TEMPO.CO, Jakarta - Ketua Komisi Pemberantasan Korupsi Agus Rahardjo mengatakan lembaganya menyelidiki pembelian lahan di Cengkareng, Jakarta Barat, oleh Pemerintah DKI Jakarta. Agus mengakui penyelidik lembaganya telah meminta keterangan ke sejumlah orang terkait pembelian dengan nilai total Rp 648 miliar itu.
"Karena sekarang sudah diketahui, KPK tidak perlu lagi tertutup. Kami melakukan penyelidikan secara terbuka," kata Agus di kantor Kementerian Koordinator Politik, Hukum, dan Keamanan, Senin, 27 Juni 2016.
Namun Agus mengaku belum dapat menyimpulkan apakah ada tindak pidana dalam pembelian tersebut. "Kami baru akan melakukan follow up kepada tim," katanya.
Pemerintah DKI Jakarta membeli tanah milik mereka sendiri sebesar Rp 648 miliar pada 13 November tahun lalu. Tanah seluas 4,6 hektare tersebut berada di Jalan Lingkar Luar Cengkareng, Jakarta Barat.
Harga beli itu merupakan kesepakatan Dinas Perumahan dan Gedung dengan penjualnya sebesar Rp 14,1 juta per meter persegi. Padahal nilai jual obyek pajak wilayah itu Rp 6,2 juta. Tanah itu sebetulnya milik Dinas Kelautan, Pertanian, dan Ketahanan Pangan.
Tanah itu ternyata dimiliki pemerintah sejak 1967. Pemerintah tak segera membuat sertifikat hingga pengusaha D.L. Sitorus, pemilik PT Sabar Ganda, mengklaim lahan itu pada 2007. Sitorus dan pemerintah saling menggugat di pengadilan hingga Mahkamah Agung memenangkan pemerintah DKI pada 2010.

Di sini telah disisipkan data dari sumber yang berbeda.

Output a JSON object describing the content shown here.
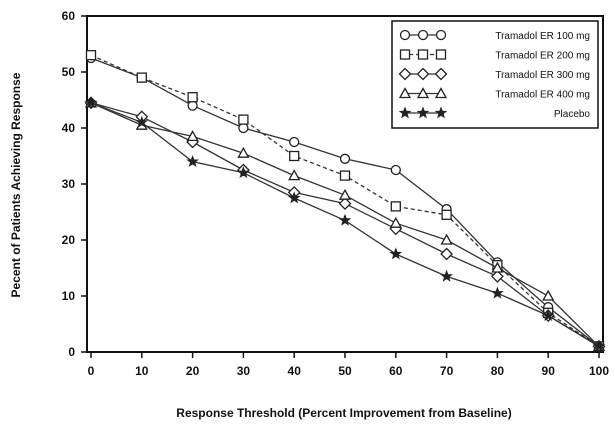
{
  "chart_data": {
    "type": "line",
    "title": "",
    "xlabel": "Response Threshold (Percent Improvement from Baseline)",
    "ylabel": "Pecent of Patients Achieving Response",
    "xlim": [
      0,
      100
    ],
    "ylim": [
      0,
      60
    ],
    "x_ticks": [
      0,
      10,
      20,
      30,
      40,
      50,
      60,
      70,
      80,
      90,
      100
    ],
    "y_ticks": [
      0,
      10,
      20,
      30,
      40,
      50,
      60
    ],
    "x": [
      0,
      10,
      20,
      30,
      40,
      50,
      60,
      70,
      80,
      90,
      100
    ],
    "grid": false,
    "legend_position": "top-right",
    "series": [
      {
        "name": "Tramadol ER 100 mg",
        "marker": "circle",
        "dash": "solid",
        "values": [
          52.5,
          49,
          44,
          40,
          37.5,
          34.5,
          32.5,
          25.5,
          16,
          8,
          1
        ]
      },
      {
        "name": "Tramadol ER 200 mg",
        "marker": "square",
        "dash": "dashed",
        "values": [
          53,
          49,
          45.5,
          41.5,
          35,
          31.5,
          26,
          24.5,
          15.5,
          7,
          1
        ]
      },
      {
        "name": "Tramadol ER 300 mg",
        "marker": "diamond",
        "dash": "solid",
        "values": [
          44.5,
          42,
          37.5,
          32.5,
          28.5,
          26.5,
          22,
          17.5,
          13.5,
          6.5,
          1
        ]
      },
      {
        "name": "Tramadol ER 400 mg",
        "marker": "triangle",
        "dash": "solid",
        "values": [
          44.5,
          40.5,
          38.5,
          35.5,
          31.5,
          28,
          23,
          20,
          15,
          10,
          1
        ]
      },
      {
        "name": "Placebo",
        "marker": "star",
        "dash": "solid",
        "values": [
          44.5,
          41,
          34,
          32,
          27.5,
          23.5,
          17.5,
          13.5,
          10.5,
          6.5,
          1
        ]
      }
    ]
  }
}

Empat tahun kemudian, muncul Toeti Noezlar Soekarno, warga Jalan Dedes, Kota Bandung, yang mengabarkan memiliki sertifikat atas lahan itu. Ia lalu menawarkannya kepada pemerintah dengan harga pasar Rp 17,5 juta pada Juli tahun lalu. Dinas Perumahan dan Rudi Hartono Iskandar, sebagai kuasa Toeti, bersepakat di harga Rp 14,1 juta. Kepada Tempo, Toeti membenarkan telah memiliki tanah itu sejak 1967.
DKI membeli tanah itu untuk pembangunan rumah susun. Adapun Gubernur DKI Jakarta Basuki Tjahaja Purnama menyebut telah melaporkan dugaan korupsi pembelian lahan tersebut kepada KPK dan polisi. Ia curiga pembelian tersebut terjadi karena ada pemalsuan dokumen.